Stressing that it attaches great importance to the reported situation, the centre stated that relevant information showed that the imported goods on the reported day had increased 60% when compared to the normal volume, and a few cases required the importers to submit supporting documents due to incompleteness on their initial submission.
It further explained that some cases required a longer processing time because the importers need to provide additional information to clarify discrepancies between the consignment’s actual content and the corresponding documents.
The centre pointed out that these situations were not related to radiation testing. In fact, it added that even though more food was imported than usual, the average clearance time for most of the other food was about 3.5 hours.
To speed up clearance, seven extra staff have been deployed to provide support to ensure a smooth operation and the centre will continue to monitor the situation and deploy manpower to meet the operational needs.
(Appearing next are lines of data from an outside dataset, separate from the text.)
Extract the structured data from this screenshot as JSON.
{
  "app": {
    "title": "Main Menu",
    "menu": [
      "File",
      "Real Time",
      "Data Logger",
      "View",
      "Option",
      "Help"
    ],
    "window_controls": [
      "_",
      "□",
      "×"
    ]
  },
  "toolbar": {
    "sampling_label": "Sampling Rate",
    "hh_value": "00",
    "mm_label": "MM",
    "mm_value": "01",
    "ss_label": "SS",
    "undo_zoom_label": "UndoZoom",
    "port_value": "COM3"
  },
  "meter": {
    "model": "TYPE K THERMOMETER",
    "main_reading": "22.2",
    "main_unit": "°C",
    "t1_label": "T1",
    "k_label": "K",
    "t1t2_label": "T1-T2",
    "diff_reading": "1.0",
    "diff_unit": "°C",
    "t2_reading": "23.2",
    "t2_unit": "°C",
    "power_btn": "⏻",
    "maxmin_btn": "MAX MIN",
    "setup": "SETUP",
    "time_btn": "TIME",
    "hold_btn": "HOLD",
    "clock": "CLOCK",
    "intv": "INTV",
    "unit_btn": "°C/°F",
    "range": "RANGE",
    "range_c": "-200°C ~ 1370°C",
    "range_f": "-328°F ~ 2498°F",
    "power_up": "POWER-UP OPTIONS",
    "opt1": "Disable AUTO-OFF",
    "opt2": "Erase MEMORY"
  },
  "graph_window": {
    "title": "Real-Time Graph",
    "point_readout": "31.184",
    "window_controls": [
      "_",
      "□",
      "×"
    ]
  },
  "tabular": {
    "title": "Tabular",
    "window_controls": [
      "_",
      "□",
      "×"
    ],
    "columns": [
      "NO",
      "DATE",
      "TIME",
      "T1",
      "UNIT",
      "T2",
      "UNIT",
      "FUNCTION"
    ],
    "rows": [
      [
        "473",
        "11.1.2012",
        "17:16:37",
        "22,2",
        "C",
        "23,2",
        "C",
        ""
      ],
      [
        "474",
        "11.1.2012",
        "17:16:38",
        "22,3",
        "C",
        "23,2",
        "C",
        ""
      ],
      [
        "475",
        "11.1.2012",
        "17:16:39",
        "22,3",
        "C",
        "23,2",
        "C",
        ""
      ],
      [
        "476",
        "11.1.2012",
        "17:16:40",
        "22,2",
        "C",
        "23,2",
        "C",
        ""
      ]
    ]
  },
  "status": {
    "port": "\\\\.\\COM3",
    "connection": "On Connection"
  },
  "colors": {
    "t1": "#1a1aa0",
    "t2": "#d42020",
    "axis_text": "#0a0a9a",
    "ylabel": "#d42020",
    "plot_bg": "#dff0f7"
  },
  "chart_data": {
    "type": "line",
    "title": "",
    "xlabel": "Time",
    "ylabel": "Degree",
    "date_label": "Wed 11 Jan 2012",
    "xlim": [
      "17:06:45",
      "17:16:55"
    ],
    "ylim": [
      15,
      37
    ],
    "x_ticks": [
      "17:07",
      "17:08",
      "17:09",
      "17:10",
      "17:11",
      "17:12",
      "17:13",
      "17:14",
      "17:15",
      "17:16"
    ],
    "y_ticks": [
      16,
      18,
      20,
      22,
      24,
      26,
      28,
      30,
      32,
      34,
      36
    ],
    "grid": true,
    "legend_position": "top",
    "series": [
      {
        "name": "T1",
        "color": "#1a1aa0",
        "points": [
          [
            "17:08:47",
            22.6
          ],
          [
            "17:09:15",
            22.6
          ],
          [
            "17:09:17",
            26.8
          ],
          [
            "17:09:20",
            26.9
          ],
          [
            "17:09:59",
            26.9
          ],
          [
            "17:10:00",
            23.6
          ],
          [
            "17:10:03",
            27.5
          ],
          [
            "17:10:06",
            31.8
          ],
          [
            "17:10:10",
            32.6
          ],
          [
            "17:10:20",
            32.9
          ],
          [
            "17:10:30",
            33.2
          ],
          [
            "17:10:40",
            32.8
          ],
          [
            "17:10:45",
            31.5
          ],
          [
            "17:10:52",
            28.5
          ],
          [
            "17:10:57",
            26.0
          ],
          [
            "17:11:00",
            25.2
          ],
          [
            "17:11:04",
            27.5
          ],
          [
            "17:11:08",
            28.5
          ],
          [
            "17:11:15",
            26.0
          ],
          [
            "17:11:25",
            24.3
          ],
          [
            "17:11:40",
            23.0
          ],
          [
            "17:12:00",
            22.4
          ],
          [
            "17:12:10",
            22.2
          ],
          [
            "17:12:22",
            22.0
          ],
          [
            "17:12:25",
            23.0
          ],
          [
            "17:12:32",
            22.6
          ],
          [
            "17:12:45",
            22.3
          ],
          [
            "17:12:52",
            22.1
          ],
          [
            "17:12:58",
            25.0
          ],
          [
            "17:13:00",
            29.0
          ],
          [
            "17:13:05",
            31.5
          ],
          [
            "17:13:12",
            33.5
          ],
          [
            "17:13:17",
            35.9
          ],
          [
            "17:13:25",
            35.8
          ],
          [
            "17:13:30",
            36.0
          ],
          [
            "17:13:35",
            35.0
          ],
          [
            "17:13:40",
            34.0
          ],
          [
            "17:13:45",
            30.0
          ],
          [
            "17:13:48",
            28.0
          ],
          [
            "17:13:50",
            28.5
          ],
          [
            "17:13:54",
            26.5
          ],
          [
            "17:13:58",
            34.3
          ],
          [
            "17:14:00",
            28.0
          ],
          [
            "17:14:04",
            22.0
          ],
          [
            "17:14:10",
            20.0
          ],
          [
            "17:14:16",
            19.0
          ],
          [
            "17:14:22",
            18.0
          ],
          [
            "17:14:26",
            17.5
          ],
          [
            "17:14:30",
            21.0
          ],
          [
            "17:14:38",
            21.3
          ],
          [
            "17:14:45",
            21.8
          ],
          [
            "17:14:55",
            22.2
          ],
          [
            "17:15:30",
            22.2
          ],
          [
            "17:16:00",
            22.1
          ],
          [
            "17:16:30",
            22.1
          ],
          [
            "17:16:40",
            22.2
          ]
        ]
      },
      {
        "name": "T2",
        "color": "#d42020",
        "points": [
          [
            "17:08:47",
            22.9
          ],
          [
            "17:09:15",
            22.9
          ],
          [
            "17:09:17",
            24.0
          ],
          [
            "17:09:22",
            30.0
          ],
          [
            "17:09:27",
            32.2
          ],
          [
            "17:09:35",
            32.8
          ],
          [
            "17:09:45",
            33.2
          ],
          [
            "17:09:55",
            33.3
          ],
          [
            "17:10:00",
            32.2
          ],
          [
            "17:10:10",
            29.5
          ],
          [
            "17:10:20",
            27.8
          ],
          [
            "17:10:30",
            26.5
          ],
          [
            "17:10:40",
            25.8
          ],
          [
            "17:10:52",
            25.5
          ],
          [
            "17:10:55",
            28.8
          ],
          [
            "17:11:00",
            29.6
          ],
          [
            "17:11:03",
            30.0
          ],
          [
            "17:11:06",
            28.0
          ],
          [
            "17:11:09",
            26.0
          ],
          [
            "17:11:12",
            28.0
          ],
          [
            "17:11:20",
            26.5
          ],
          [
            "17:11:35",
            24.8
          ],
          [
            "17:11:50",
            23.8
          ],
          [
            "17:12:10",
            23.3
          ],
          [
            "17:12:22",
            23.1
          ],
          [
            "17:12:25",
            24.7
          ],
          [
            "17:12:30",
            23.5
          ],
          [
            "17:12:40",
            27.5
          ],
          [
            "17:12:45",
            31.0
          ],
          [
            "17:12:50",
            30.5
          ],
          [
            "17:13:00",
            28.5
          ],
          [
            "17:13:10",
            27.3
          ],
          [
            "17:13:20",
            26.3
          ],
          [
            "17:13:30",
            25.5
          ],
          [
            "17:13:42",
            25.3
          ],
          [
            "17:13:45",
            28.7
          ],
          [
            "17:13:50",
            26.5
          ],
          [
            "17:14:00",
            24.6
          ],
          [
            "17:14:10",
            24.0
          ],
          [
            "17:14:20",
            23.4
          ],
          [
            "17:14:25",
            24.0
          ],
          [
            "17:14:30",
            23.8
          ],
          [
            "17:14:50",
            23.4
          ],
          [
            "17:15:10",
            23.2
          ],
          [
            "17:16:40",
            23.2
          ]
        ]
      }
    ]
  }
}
The centre emphasised that safeguarding food safety is the Government’s primary concern, hence relevant documents and packaging labels for each consignment is required to be examined by its staff according to established procedures.
Additionally, it noted that the inspection times will take longer for individual consignments that contain a large number of different types and origins of food products, resulting in a longer clearance time as well.
The centre reminds the trade that the clarity, completeness and accuracy of information provided can help shorten the inspection time. 

In an effort to enhance communication, an online briefing will be held again for the trade on September 20.
Furthermore, the centre will issue advisory letters to the trade reminding them that the refrigeration facilities at all three cargo terminals can be used to store food while waiting for inspection.